Memilih pada apa yang diyakini.
Perspektif
ketiga karakter tersebut memunculkan tanda tanya besar tentang dilema moral dalam
kapasitas manusia sebagai makhluk manusiawi. Disatu sisi, manusia perlu
mempertahankan hidup dan menghindari kematian-kematian yang tidak perlu. Menjadi
logis ketika akhirnya para warga setuju dengan usul Toshio untuk membasmi para
shiki. Namun para manusia akhirnya menjadi gila dengan apa yang ditakutinya.

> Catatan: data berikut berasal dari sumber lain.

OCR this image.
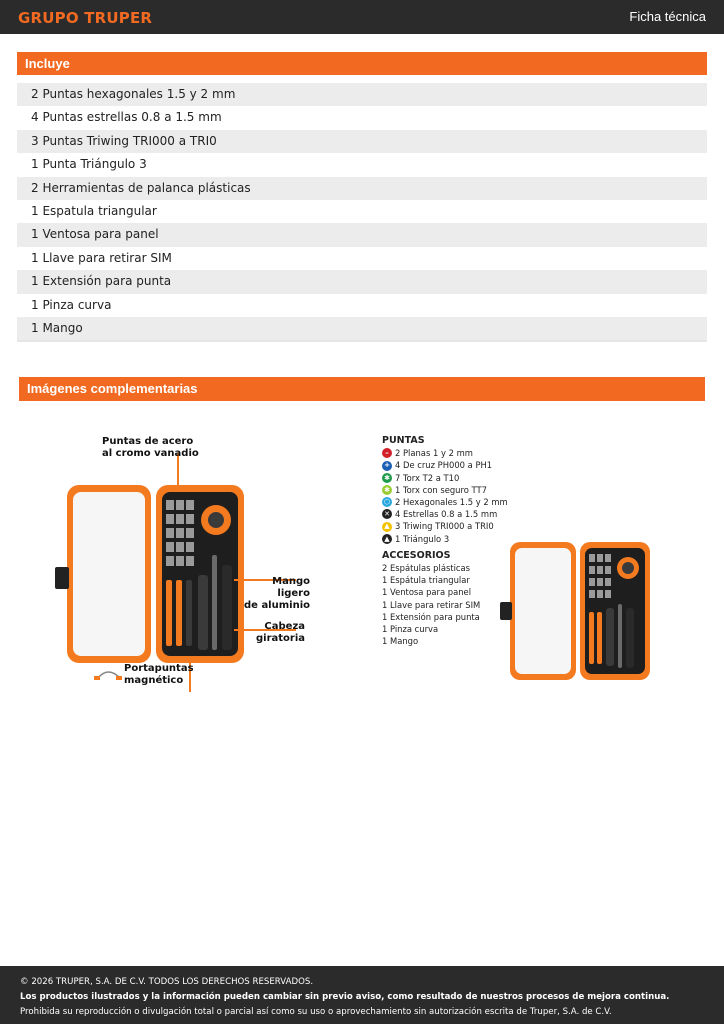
GRUPO TRUPER	Ficha técnica
Incluye
2 Puntas hexagonales 1.5 y 2 mm
4 Puntas estrellas 0.8 a 1.5 mm
3 Puntas Triwing TRI000 a TRI0
1 Punta Triángulo 3
2 Herramientas de palanca plásticas
1 Espatula triangular
1 Ventosa para panel
1 Llave para retirar SIM
1 Extensión para punta
1 Pinza curva
1 Mango
Imágenes complementarias
Puntas de acero
al cromo vanadio
Mango ligero
de aluminio
Cabeza
giratoria
Portapuntas
magnético
PUNTAS
– 2 Planas 1 y 2 mm
+ 4 De cruz PH000 a PH1
✱ 7 Torx T2 a T10
✱ 1 Torx con seguro TT7
⬡ 2 Hexagonales 1.5 y 2 mm
✕ 4 Estrellas 0.8 a 1.5 mm
▲ 3 Triwing TRI000 a TRI0
▲ 1 Triángulo 3
ACCESORIOS
2 Espátulas plásticas
1 Espátula triangular
1 Ventosa para panel
1 Llave para retirar SIM
1 Extensión para punta
1 Pinza curva
1 Mango
© 2026 TRUPER, S.A. DE C.V. TODOS LOS DERECHOS RESERVADOS.
Los productos ilustrados y la información pueden cambiar sin previo aviso, como resultado de nuestros procesos de mejora continua.
Prohibida su reproducción o divulgación total o parcial así como su uso o aprovechamiento sin autorización escrita de Truper, S.A. de C.V.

Menjadi brutal dan tak terkendali. Ada saat dimana mereka membunuh manusia lain yang terkena gigitan shiki tanpa ampun. Pada moment ini (entah kenapa) saya menjadi sedikit bersimpati pada kaum
shiki. Mungkin itu salah satu alasan kenapa scene
yang melibatkan pembunuhan Megumi Shimizu menjadi begitu menggetarkan.
Disisi
lainnya, kaum shiki pun ingin bertahan hidup dan tak ada pilihan lain selain
membunuh manusia. Ini sudah banyak diungkap Sunako Kirishiki mengenai bagaimana
eksistensinya didunia. Kenapa ia menjadi shiki padahal ia tak pernah memilih
untuk menjadi makhluk tersebut. Kenapa akhirnya ia membunuh banyak orang adalah
karena hasrat tak tertahankan agar ia tetap bertahan hidup. Mungkin itulah
alasan kenapa Muroi membantu Sunako. Mencoba memahami sudut pandang yang
berbeda. Mencoba memahami apa yang ia tulis. Meski sampai saat terakhir pun ia
belum menemukan jawaban pastinya tapi ia sadar akan keputusan yang telah
diambilnya. Tema besar ‘Shiki’ pun menjadi terasa relatif ketika disandingkan.
Yang mana yang benar masih terasa kabur walaupun ada satu sisi yang (mungkin) lebih
baik untuk diambil. Tapi kita semua sudah tahu bahwa dua mahkluk yang saling
memusnahkan satu sama lain tak akan pernah bisa hidup berdampingan. Begitu pula
manusia dan shiki.
Secara
keseluruhan, ‘Shiki’ cukup berhasil menjadi sajian horor penuh misteri yang
tidak hanya menawarkan atmosfer horor didalamnya. Ada campur aduk emosi yang
berhasil disuntikkan dibalik tone-nya yang kelam dan dingin. Tempo pelan yang
dipilih sedari awal menjadi gundukan ketegangan yang cukup mengena ketika pergerakan
plotnya mulai terlihat jelas. Punya warna berbeda dengan anime dalam genre sejenis.
Ending-nya mungkin tidak akan
memuaskan banyak orang yang berharap semuanya berakhir dengan mudah. Tapi
bukankah setiap misteri selalu menyimpan misteri lainnya? Bukankah setiap jawaban
selalu menimbulkan pertanyaan lainnya?